Kritik Zamanlar-Avrupa taktikleri
Faysal DUNLAYICI
Roma'daki ruh hali de, PKK'den istifa etmesi ve o dönemde kongreye atfettiği rol de, yaptığı açıklamalar da, kendisinin konumuna uygun ruh halinden kaynaklanıyordu. Çok tersi de söylenebilirdi. Örneğin,Türk Devletine yönelik en ağır ifadeler o dönemde kullanıldı. Savaşın tırmandırılacağından, “Avrupa'ya çıktık, devlet olacağız“ sözüne kadar her şey söylendi.
Ben cezaevindeyken Avrupa'da yer yer şiddet olayları sürüyordu ve bunun üzerine Almanya'dan bir heyet Şam'a görüşmeye gitmişti. Şam'da Öcalan'dan şiddeti durdurması ve Avrupa politikalarının değiştirilmesi isteniyor. Bunun karşılığında hem PKK üzerindeki yasağın kalkacağı, hem Kani Yılmaz'ın serbest bırakılacağı söyleniyor. Roma sürecinde kendisiyle görüştüğümüz Emin Kaya bu görüşmeye tanıktır.

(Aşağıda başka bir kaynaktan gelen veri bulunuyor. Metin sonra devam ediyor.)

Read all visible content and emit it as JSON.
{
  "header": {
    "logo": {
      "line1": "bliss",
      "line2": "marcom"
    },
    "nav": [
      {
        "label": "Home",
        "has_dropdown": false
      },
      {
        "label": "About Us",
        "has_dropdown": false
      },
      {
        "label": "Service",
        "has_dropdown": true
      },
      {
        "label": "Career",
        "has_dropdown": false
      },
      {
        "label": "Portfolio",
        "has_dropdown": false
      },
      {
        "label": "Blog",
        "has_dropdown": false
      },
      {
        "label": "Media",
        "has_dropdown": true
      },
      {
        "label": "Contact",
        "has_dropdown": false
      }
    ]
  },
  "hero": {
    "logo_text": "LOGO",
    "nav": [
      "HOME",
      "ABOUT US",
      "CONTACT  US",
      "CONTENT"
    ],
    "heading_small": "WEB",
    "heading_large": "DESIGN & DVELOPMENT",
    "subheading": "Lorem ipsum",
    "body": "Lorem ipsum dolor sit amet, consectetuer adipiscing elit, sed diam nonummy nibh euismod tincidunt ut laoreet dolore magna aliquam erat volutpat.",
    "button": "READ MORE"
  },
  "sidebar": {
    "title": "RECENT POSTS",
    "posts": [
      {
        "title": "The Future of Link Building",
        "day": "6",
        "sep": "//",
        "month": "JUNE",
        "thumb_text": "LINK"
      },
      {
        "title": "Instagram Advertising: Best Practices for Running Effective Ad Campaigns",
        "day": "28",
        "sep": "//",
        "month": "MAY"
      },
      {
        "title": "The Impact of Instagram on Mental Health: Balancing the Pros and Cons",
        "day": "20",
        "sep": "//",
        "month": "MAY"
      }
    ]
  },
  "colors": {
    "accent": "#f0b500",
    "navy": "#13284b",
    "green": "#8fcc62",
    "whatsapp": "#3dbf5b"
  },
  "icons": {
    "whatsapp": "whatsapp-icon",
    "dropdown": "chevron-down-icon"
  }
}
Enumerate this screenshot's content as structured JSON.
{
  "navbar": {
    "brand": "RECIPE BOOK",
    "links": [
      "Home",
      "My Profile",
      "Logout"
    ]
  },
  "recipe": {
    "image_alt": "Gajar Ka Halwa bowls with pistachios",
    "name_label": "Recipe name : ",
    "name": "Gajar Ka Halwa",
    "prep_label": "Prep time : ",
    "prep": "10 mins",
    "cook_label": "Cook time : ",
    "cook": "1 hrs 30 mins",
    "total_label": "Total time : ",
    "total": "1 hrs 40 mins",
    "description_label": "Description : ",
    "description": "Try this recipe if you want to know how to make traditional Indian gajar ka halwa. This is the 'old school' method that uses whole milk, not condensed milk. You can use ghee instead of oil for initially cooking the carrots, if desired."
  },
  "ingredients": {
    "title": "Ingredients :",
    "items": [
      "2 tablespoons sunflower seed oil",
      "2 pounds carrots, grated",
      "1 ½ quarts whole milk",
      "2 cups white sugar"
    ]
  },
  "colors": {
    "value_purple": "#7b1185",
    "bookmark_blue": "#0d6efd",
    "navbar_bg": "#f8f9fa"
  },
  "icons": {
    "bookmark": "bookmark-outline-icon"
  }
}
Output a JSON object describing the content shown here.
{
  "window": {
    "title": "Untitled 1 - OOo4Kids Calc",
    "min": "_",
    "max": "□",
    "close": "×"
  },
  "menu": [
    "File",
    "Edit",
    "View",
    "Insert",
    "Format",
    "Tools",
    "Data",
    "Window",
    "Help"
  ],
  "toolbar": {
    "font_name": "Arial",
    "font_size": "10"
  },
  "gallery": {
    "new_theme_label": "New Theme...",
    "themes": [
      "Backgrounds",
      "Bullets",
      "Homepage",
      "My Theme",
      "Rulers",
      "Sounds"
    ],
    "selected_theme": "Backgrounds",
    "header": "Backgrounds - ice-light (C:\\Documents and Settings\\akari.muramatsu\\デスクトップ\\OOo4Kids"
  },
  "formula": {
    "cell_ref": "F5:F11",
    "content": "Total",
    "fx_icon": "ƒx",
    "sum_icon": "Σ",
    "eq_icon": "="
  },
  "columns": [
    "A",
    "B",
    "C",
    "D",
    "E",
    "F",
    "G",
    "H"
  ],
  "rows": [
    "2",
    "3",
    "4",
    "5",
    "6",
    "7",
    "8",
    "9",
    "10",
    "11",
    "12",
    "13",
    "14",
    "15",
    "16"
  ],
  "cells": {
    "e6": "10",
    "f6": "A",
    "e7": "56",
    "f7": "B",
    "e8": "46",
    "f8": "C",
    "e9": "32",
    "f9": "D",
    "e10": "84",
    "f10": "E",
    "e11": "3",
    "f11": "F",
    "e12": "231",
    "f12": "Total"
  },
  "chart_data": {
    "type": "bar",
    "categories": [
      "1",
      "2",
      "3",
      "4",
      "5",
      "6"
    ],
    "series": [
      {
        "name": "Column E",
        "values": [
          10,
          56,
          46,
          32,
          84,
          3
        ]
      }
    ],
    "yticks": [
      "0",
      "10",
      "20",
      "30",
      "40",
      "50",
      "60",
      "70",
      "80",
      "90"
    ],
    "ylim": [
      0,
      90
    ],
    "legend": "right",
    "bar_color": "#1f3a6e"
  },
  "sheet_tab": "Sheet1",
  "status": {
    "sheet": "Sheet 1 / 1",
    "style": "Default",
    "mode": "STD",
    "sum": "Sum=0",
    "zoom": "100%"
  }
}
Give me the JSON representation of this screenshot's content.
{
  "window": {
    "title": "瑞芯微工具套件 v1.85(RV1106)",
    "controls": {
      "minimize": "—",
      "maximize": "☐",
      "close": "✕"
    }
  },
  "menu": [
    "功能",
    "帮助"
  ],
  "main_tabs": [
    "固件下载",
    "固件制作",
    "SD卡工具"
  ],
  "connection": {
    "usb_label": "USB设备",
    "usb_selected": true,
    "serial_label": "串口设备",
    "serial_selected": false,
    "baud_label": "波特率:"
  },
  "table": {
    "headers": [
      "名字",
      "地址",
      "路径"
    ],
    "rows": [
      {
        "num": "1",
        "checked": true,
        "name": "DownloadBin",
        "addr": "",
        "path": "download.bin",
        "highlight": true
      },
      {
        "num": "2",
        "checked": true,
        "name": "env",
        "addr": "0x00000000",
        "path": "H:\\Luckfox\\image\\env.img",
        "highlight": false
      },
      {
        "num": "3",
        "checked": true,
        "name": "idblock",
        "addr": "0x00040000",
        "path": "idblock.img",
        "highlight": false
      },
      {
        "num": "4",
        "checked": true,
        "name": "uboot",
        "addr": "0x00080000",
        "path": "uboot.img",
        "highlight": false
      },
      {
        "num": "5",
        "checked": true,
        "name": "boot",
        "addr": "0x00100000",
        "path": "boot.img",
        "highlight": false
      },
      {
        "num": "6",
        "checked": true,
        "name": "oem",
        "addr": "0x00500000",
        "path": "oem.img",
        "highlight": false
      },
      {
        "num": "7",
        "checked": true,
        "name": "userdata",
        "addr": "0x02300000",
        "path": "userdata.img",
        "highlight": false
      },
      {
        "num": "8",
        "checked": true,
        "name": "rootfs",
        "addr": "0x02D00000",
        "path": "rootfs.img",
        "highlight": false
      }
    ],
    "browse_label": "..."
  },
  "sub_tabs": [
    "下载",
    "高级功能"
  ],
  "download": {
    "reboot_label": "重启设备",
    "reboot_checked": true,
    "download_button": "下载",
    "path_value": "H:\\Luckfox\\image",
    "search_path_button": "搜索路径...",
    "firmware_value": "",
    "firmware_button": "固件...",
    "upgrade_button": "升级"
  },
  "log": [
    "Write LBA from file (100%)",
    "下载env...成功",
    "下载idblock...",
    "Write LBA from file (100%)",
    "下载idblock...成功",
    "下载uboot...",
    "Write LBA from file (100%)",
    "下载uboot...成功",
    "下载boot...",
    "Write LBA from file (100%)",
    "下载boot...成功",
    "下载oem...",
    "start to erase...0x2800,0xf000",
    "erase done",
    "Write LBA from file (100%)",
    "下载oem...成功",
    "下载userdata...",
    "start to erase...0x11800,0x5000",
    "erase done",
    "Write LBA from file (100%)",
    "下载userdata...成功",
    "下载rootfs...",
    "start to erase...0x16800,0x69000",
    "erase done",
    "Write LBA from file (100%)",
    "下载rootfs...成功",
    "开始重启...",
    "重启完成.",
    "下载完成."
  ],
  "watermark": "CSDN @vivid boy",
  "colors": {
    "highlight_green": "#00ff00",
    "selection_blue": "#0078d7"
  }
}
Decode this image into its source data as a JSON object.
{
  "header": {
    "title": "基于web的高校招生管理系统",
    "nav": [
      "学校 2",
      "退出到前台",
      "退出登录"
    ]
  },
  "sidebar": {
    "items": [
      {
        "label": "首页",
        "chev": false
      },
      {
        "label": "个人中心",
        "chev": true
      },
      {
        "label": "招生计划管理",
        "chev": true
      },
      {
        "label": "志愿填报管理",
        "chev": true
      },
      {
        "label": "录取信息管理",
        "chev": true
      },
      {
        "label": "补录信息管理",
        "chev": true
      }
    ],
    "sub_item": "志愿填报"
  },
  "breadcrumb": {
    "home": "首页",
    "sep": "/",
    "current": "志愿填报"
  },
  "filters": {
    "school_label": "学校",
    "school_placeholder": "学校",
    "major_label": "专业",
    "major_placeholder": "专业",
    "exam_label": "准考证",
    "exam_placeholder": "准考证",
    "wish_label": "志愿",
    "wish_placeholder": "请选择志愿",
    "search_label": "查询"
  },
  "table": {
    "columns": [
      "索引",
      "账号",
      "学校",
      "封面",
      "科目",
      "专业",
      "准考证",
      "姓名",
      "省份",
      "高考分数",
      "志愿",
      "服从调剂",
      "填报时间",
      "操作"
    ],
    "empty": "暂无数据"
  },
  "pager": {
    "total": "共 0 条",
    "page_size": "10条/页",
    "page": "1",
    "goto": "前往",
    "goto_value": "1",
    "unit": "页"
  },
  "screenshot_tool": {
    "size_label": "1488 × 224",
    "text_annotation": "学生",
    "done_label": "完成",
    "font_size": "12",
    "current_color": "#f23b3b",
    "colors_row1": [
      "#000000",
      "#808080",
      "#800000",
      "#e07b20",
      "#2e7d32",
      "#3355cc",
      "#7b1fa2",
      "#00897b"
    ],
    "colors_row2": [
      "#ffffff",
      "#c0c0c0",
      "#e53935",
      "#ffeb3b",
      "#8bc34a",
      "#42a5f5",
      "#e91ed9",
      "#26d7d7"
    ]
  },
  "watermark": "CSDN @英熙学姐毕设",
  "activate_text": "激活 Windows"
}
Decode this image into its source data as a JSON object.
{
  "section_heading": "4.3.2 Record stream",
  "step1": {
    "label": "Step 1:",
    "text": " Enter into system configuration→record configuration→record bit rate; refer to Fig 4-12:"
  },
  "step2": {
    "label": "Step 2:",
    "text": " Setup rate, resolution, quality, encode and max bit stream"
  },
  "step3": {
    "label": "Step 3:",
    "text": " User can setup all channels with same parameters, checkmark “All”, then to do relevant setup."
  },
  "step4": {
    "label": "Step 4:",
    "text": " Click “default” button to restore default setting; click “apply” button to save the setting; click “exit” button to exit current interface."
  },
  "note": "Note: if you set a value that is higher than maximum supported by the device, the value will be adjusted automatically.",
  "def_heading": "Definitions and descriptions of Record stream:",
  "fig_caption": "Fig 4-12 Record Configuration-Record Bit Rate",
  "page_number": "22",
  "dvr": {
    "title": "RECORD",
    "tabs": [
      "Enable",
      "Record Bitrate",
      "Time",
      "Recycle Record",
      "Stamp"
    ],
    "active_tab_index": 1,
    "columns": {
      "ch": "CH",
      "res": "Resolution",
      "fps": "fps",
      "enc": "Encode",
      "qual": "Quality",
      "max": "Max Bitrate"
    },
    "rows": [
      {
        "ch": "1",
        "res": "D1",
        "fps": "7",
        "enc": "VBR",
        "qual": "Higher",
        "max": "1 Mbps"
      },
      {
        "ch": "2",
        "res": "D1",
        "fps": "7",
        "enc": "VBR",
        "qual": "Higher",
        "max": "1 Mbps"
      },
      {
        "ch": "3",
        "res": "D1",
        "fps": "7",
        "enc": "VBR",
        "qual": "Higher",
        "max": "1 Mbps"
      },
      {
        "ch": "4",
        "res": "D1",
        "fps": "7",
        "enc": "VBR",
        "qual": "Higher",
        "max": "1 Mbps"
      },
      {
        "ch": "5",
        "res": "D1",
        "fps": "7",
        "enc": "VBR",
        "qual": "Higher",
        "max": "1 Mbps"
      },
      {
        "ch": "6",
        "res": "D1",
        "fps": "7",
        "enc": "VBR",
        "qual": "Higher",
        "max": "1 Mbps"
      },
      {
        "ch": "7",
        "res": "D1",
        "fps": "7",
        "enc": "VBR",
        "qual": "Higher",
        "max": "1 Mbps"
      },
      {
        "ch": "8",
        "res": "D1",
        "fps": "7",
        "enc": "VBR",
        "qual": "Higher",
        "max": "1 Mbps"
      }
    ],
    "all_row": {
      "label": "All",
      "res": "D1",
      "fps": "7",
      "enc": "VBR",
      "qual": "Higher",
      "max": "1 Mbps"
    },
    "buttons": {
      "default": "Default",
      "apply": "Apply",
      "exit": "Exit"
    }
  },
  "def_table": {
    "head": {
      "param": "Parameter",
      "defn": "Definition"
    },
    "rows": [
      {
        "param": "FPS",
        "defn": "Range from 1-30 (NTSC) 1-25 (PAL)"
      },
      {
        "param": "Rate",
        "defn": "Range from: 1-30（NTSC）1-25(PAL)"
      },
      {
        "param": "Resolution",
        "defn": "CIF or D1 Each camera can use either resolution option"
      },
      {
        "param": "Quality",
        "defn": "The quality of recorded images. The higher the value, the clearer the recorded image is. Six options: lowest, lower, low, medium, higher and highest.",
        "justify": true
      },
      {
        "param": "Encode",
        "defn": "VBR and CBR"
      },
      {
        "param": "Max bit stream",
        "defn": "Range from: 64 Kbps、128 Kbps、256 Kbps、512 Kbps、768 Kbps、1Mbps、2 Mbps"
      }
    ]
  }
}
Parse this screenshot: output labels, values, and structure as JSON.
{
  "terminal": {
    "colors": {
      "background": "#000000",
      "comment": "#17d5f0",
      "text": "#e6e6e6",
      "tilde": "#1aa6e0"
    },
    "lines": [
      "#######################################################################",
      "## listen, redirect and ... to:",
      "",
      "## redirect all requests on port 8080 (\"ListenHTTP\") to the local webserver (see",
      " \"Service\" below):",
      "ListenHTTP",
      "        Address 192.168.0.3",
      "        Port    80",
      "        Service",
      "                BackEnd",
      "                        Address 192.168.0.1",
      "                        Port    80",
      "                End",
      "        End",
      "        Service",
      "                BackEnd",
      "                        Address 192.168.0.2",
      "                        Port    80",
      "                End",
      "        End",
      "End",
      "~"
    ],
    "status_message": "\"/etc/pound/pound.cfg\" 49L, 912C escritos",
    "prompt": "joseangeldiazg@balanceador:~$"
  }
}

O zaman Öcalan Alman heyetine şöyle diyor: “Aslında ben şiddete karşıydım. Ama Avrupa'da bunlar kendi başlarına şiddet uyguluyorlar.“ Yani sırf kendisini aklayabilmek için kendi yoldaşlarına her şeyi bir anda yıkabiliyor. Neyse ki görüşmeye giden heyet herhalde Öcalan'ın talimatlarının bulunduğu sayısız kasetle gitmiş ve kendisine “Oradaki yönetim senin talimatlarının yüzde beşini bile uygulamadı. Biz hepsini dinlemişiz, hepsi kasetlerde var“ demişler. Bunun üzerine A. Öcalan yazılı ve sözlü olarak Almanya'dan özür dilemek zorunda kaldı. Bir daha şiddet uygulanmayacağı sözünü verdi ve ben de bu görüşmenin bir parçası olarak serbest bırakıldım. Olayın önemli olan yanı ve dikkat edilmesi gereken nokta; onun bir anda verdiği talimatların hepsini yok sayabilmesi ve orada bulunan arkadaşlarına, oradaki yönetime bütün sorumluluğu yükleyebilmesidir. Ama Almanlar belgelerle karşısına çıkınca kabul etmek zorunda kalıyor ve özür diliyor.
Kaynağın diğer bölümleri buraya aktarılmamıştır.